Logo JawaPos
Author avatar - Image
Kamis, 3 Juni 2021 | 22.59 WIB

Komnas Anak Sebut Korban di SMA SPI Batu Bisa Tembus 40 Orang

MENENANGKAN SISWA: Para siswa SMA SPI, Kota Batu, yang masih berada di asrama saat mendengarkan arahan Wali Kota Batu Dewanti Rumpoko, Selasa (1/6). (PEMKOT BARU FOR JAWA POS RADAR KUDUS) - Image

MENENANGKAN SISWA: Para siswa SMA SPI, Kota Batu, yang masih berada di asrama saat mendengarkan arahan Wali Kota Batu Dewanti Rumpoko, Selasa (1/6). (PEMKOT BARU FOR JAWA POS RADAR KUDUS)

JawaPos.com - Polda Jatim membuka hotline pengaduan korban dugaan kekerasan seksual di SMA SPI, Kota Batu, Jawa Timur (Jatim).

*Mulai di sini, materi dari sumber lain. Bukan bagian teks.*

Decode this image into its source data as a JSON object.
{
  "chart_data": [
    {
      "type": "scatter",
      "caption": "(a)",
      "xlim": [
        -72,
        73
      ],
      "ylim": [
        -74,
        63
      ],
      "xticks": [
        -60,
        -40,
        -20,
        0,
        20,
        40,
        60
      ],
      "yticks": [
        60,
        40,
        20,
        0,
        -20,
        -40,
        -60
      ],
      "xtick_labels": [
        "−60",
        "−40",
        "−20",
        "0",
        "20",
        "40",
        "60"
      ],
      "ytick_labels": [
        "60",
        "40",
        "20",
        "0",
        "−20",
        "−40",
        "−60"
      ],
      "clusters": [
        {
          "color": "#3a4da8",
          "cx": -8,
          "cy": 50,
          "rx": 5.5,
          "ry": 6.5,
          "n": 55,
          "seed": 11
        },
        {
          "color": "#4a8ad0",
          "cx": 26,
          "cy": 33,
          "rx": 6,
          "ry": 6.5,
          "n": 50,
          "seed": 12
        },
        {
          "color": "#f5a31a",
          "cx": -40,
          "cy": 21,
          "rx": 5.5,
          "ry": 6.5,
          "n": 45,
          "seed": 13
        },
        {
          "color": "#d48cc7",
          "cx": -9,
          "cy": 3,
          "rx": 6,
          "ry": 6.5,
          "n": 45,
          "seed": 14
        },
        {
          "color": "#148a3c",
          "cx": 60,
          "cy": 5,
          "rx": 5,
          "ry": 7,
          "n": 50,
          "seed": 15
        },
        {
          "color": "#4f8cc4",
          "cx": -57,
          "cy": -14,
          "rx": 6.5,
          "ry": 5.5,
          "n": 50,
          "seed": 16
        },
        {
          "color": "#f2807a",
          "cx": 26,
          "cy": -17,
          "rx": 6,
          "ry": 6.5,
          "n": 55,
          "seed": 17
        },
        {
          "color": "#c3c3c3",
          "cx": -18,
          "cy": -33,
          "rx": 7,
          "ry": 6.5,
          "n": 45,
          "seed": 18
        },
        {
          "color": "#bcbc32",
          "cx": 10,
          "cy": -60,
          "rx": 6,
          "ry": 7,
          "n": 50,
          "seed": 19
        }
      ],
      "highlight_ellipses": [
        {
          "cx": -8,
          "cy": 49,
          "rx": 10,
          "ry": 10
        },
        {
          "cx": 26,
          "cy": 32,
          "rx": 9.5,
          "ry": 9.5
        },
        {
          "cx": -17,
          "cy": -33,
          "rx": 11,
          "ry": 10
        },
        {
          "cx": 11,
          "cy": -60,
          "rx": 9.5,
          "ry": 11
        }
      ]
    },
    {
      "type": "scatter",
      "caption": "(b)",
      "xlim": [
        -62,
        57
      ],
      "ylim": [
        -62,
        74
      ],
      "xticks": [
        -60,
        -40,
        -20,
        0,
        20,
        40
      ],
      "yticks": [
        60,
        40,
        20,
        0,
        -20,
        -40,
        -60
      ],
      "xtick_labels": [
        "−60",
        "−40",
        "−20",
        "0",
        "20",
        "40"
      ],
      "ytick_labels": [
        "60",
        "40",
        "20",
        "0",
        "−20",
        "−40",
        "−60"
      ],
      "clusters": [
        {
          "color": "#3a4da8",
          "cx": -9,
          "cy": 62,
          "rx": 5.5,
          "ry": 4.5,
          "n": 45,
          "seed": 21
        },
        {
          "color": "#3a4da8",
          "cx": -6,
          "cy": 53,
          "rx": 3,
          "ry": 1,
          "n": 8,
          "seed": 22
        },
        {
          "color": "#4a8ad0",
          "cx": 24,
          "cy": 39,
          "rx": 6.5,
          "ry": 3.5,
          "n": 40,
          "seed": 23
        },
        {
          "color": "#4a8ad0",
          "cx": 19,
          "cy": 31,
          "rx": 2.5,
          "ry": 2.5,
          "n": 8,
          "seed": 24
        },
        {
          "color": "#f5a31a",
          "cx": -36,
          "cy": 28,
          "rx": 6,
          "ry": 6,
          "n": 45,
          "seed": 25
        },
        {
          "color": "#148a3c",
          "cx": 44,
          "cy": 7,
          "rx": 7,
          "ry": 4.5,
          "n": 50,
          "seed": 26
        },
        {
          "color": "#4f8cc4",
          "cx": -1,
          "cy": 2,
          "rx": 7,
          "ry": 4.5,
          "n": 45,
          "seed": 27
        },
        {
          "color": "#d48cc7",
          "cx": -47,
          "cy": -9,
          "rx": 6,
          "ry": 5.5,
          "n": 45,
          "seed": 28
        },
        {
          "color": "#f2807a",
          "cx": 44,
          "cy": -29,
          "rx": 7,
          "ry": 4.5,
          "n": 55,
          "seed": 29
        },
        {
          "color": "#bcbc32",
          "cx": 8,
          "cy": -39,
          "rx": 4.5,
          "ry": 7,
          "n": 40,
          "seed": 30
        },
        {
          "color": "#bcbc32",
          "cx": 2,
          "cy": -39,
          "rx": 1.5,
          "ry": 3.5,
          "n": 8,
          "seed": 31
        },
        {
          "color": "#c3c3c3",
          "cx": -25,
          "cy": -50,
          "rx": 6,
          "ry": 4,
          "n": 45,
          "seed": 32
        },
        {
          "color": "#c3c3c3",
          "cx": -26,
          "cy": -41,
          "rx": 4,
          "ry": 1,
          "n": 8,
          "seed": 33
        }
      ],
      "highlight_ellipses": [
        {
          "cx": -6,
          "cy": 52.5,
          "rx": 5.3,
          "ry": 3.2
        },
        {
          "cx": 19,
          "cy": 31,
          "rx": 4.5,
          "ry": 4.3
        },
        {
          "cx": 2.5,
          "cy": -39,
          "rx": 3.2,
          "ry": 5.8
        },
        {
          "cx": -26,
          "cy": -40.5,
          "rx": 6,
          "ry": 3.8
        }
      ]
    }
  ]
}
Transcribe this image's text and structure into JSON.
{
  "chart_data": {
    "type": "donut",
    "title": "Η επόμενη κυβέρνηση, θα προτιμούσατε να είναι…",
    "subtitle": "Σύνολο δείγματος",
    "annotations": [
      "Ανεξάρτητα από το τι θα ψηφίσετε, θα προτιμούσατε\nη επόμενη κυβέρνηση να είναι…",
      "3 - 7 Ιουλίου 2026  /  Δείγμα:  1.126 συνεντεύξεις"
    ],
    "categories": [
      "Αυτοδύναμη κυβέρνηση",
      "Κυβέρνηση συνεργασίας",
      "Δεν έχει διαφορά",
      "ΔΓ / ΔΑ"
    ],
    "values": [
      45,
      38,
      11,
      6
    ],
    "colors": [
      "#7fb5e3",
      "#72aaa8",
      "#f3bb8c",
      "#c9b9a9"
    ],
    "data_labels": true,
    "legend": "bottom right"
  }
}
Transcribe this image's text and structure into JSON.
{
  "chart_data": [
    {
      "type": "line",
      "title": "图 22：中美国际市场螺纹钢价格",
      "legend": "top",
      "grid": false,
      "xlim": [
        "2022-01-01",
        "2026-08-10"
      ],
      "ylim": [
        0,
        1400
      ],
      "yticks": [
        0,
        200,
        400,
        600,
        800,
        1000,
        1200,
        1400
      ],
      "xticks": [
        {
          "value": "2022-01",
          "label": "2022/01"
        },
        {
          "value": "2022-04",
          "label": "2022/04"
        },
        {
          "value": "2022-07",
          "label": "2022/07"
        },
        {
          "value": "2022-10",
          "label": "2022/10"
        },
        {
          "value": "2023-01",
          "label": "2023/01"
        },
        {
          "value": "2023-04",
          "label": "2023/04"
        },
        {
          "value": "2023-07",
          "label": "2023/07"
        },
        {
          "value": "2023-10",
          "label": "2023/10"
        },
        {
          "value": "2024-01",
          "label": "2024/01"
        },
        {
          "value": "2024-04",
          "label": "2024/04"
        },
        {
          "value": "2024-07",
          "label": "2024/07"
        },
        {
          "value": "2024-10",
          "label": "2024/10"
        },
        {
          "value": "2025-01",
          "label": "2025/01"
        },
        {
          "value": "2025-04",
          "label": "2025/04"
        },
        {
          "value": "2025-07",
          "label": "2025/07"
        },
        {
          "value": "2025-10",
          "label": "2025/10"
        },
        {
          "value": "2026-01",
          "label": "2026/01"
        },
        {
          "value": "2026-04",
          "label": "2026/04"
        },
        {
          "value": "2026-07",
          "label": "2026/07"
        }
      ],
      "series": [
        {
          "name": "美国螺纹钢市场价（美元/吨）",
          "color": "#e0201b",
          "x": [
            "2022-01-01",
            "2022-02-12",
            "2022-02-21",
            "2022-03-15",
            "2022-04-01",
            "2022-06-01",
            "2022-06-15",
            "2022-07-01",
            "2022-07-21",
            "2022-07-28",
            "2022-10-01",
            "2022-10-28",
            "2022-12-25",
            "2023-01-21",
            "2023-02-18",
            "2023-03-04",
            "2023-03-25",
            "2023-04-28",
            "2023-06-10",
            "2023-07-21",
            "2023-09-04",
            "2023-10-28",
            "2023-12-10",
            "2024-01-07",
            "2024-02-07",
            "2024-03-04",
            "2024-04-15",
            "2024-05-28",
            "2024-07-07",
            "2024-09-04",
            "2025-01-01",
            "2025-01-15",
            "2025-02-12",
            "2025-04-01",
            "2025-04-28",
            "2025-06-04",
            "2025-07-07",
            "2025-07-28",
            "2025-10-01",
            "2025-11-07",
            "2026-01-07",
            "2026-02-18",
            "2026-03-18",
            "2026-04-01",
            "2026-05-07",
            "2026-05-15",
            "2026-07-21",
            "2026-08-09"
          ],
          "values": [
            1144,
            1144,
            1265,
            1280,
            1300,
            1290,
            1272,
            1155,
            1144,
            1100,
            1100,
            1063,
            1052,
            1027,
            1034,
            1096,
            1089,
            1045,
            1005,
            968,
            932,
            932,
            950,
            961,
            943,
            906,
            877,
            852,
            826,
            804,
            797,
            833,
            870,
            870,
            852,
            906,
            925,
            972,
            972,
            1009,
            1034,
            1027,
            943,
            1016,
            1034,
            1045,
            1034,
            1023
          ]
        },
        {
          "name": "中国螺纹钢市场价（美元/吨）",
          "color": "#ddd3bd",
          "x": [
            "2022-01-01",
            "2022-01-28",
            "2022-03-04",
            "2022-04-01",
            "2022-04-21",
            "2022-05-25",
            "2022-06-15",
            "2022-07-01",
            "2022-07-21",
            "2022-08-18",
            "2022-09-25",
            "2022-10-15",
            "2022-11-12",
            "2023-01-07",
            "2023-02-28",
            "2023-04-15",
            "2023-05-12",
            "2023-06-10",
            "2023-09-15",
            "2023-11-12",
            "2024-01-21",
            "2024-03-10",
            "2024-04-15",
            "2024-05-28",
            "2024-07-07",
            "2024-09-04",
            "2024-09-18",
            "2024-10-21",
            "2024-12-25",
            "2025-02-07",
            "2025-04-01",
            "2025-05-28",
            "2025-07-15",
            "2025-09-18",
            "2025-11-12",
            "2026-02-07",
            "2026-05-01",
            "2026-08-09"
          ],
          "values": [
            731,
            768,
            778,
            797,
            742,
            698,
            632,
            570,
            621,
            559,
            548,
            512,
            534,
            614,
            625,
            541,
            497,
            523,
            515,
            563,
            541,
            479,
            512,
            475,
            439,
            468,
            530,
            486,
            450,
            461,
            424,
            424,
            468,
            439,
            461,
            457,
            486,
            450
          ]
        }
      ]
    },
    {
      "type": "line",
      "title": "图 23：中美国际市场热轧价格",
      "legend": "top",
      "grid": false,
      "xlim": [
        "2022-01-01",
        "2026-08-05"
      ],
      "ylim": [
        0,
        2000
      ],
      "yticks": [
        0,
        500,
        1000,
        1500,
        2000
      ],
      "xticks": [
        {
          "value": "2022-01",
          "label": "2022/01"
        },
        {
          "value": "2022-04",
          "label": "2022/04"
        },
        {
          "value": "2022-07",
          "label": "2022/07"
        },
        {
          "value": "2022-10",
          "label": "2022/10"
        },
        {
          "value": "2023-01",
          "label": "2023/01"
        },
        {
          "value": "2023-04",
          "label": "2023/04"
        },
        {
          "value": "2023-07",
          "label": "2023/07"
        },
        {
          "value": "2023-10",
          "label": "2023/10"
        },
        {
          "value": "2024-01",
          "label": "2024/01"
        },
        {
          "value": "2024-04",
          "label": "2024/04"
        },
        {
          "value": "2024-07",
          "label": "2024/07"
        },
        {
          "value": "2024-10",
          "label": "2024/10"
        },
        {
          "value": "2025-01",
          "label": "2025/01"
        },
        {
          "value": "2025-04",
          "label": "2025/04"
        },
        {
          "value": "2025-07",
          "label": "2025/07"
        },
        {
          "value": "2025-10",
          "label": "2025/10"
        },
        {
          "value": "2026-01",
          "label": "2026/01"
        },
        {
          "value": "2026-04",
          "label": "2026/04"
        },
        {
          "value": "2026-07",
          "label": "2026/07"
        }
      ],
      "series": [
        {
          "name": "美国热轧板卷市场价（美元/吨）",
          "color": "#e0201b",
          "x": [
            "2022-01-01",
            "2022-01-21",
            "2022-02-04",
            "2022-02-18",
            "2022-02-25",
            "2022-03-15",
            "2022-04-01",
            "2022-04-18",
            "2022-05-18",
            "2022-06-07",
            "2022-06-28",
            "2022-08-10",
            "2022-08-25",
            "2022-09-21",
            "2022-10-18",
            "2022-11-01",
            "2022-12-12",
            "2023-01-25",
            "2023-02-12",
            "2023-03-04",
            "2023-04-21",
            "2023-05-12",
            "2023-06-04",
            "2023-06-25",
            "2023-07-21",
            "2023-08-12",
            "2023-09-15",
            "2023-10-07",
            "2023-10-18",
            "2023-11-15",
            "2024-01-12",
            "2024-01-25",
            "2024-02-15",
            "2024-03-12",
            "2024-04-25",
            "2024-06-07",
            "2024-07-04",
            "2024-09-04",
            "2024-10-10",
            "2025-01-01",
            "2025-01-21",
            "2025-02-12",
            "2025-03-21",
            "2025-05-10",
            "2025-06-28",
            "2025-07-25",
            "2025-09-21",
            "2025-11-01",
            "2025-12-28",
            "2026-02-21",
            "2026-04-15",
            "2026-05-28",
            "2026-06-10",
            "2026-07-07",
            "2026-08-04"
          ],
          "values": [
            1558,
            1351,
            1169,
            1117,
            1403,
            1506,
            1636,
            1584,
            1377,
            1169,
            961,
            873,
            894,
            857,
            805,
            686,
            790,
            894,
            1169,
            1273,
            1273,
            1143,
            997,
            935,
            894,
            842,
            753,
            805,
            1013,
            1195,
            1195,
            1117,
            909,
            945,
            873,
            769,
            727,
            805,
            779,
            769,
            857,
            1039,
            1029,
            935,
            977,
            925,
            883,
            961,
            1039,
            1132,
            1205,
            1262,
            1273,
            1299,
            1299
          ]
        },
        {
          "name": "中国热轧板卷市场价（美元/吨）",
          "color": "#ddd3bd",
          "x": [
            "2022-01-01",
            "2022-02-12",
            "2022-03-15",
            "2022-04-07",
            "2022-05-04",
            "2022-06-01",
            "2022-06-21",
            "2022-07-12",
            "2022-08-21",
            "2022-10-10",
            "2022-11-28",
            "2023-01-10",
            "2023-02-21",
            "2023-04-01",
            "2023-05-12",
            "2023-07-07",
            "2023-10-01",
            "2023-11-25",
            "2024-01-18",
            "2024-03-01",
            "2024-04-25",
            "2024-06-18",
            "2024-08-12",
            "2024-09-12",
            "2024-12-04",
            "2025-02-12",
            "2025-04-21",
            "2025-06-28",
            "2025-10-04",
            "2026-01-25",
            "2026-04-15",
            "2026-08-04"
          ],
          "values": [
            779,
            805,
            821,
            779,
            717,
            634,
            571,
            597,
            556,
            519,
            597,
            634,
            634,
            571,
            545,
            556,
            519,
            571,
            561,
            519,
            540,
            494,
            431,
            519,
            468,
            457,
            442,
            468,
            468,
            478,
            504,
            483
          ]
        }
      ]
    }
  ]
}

Tiga nomor berbeda bisa dikontak.

Kabidhumas Polda Jatim Kombespol Gatot Repli Handoko menyebutkan tiga nomor itu adalah 0821666092, 0852 34108323, dan 081234756549. ’’Guna menampung aduan masyarakat yang menjadi terduga korban,” katanya kepada Jawa Pos kemarin (2/6).

Langkah membuat hotline pengaduan itu didasari sejumlah pertimbangan. Di antaranya, jarak lebih dari 100 kilometer yang memisahkan lokasi kejadian di Batu dan Mapolda Jatim di Surabaya. Selain itu, kasus tersebut tergolong sensitif.

Penyidik khawatir tidak semua korban sempat melapor secara langsung. Padahal, kata dia, keterangan mereka sangat diperlukan untuk pendalaman perkara.

Dia memastikan, identitas pengadu pada hotline tersebut dirahasiakan. Baik itu korban secara langsung maupun pemberi informasi terkait kejadian. ’’Kita tampung semua dan keamanannya dijamin,” terangnya.

Tidak hanya membuat hotline pengaduan. Gatot menjelaskan, penyidik juga telah melakukan tindak lanjut laporan dengan menggelar olah tempat kejadian perkara (TKP) Selasa (1/6). Dalam kegiatan itu, tiga korban yang menjadi pelapor diajak.

Menurut dia, tujuan olah TKP adalah mencari petunjuk tentang adanya dugaan pidana yang dilaporkan. Namun, dia mengaku belum bisa menyampaikan hasilnya. Gatot mengatakan, data yang didapat saat olah TKP masih perlu dianalisis penyidik.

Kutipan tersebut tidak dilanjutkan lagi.